The new original TV shows are going to be a major draw.
By the looks of the trailer above (which has some saucy language, so be warned), “Titans” is going to be a brutal, hard-hitting affair for more mature audiences than CW’s “Arrow” and “The Flash.” The goal is to have a different tone for each project: There are three more live-action shows in development, including the “Titans” spinoff “Doom Patrol” (featuring more eclectic, quirky heroes) and the horror-tinged “Swamp Thing” (produced by “Aquaman” director James Wan), plus the adult animated comedy “Harley Quinn” and family-friendly cartoon “Young Justice: Outsiders.” Says Hunegs: “We’re trying to find that sweet spot where we’ve got characters who aren’t quite mainstream enough for broadcast television but known enough to be compelling for DC fans.”
DC’s committed to creating a safe community for fans.

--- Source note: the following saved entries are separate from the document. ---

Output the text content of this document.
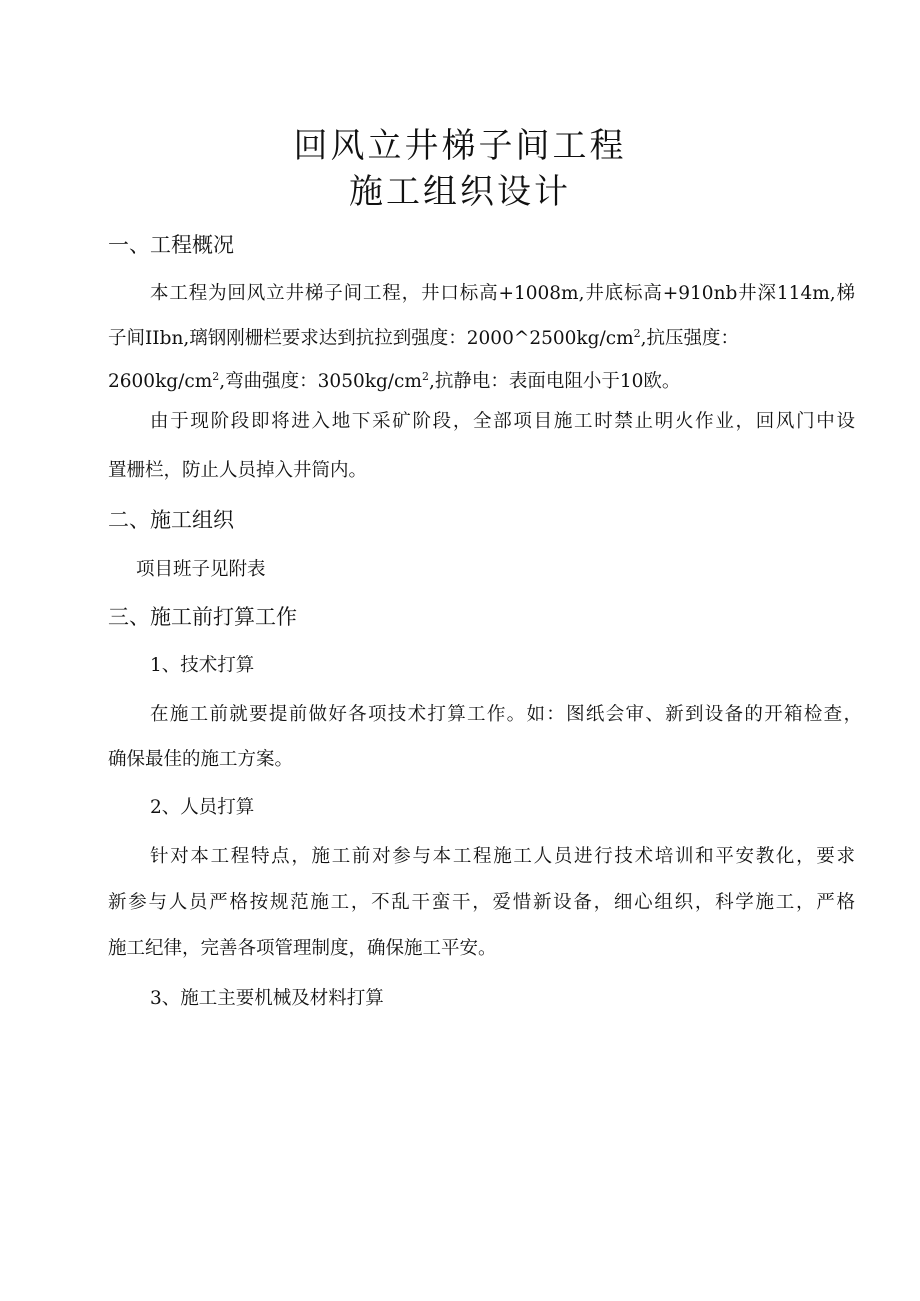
回风立井梯子间工程
施工组织设计
一、工程概况
本工程为回风立井梯子间工程，井口标高+1008m,井底标高+910nb井深114m,梯
子间IIbn,璃钢刚栅栏要求达到抗拉到强度：$2000\^{}2500kg/cm^2$,抗压强度：
$2600kg/cm^2$,弯曲强度：$3050kg/cm^2$,抗静电：表面电阻小于10欧。
由于现阶段即将进入地下采矿阶段，全部项目施工时禁止明火作业，回风门中设
置栅栏，防止人员掉入井筒内。
二、施工组织
项目班子见附表
三、施工前打算工作
1、技术打算
在施工前就要提前做好各项技术打算工作。如：图纸会审、新到设备的开箱检查，
确保最佳的施工方案。
2、人员打算
针对本工程特点，施工前对参与本工程施工人员进行技术培训和平安教化，要求
新参与人员严格按规范施工，不乱干蛮干，爱惜新设备，细心组织，科学施工，严格
施工纪律，完善各项管理制度，确保施工平安。
3、施工主要机械及材料打算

Debating if Batman or Superman is better, or which Flash is the fastest, is just part of the DNA in comic fans — and there’ll be a community aspect to DC Universe that’s being built like an old-school online forum. But with the way fandom’s been going recently in terms of online vitriol, DC will be moderating comments and looking out for their users. “Creating a greater community that would be safe and inclusive … is really, really appealing and kind of needed in today’s day and age,” says Lee.
It’s cheaper than your average Netflix subscription.
Fans can preorder DC Universe now before its fall unveiling for $74.99 a year (plus three months for free), while memberships will be $7.99 a month when it launches. It might not have as much film and TV content as other streaming services in a similar price range, but then again, Hulu and Netflix don’t have comic books.